Die opfervolle Bemühung, das engverstrickte Maschenwerk von Interessen und Leidenschaften, das erschütternde Theater des Empor und Hinab der Existenzen nennt man sozialen Kampf. Es ist, näher besehen, der Kampf des einzelnen um sich, um das, was er liebt, um den Boden, um die Luft, um das, was er braucht, damit er sein kann, was er ist.

Geprüft wird die Leistung; Leistung wird anerkannt durch die Prämie. Je spezifischer, persönlicher, einmaliger, einzigartiger die Leistung, desto höher die Prämie, sei sie nun von materieller, moralischer oder geistiger Beschaffenheit. Manchmal bleibt sie lange vorenthalten, auf lange Sicht gebucht, und wird, in ihrer letzten Entmaterialisation als Ruhm, als Kult bezahlt; völlig unterschlagen kann sie nur in seltenen, tragischen Fällen werden.

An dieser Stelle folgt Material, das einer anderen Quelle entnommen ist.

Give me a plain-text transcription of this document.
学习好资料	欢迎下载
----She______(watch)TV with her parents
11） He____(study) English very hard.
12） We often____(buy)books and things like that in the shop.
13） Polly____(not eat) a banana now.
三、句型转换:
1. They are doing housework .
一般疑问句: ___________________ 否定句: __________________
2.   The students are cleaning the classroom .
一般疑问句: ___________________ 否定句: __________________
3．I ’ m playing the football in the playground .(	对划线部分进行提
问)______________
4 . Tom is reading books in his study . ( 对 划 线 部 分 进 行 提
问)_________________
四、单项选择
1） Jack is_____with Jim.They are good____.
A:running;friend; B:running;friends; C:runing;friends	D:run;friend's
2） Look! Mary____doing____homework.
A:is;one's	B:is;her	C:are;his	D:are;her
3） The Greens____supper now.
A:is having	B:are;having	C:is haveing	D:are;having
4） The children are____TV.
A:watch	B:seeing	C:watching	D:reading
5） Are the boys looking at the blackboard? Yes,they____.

Darum löst die Prämie, wenn sie im harmonischen oder wenigstens annähernd harmonischen Verhältnis zur Leistung steht, das Gefühl vollzogener Gerechtigkeit aus. Da jeder in seinem Sinn und nach seiner Betätigung Anspruch auf sie erhebt, da der Blutkreislauf des ganzen Gesellschaftsorganismus in ihr seinen Herzpunkt hat, ist auch jeder irgendwie für sie in Haftung. Im besonderen mag anarchischer Eifer das System befehden, mögen List, Betrug, Verbrechen die Prämie verdrängen, verkleinern, abwendig machen, den natürlichen Gang beeinflußt es nicht.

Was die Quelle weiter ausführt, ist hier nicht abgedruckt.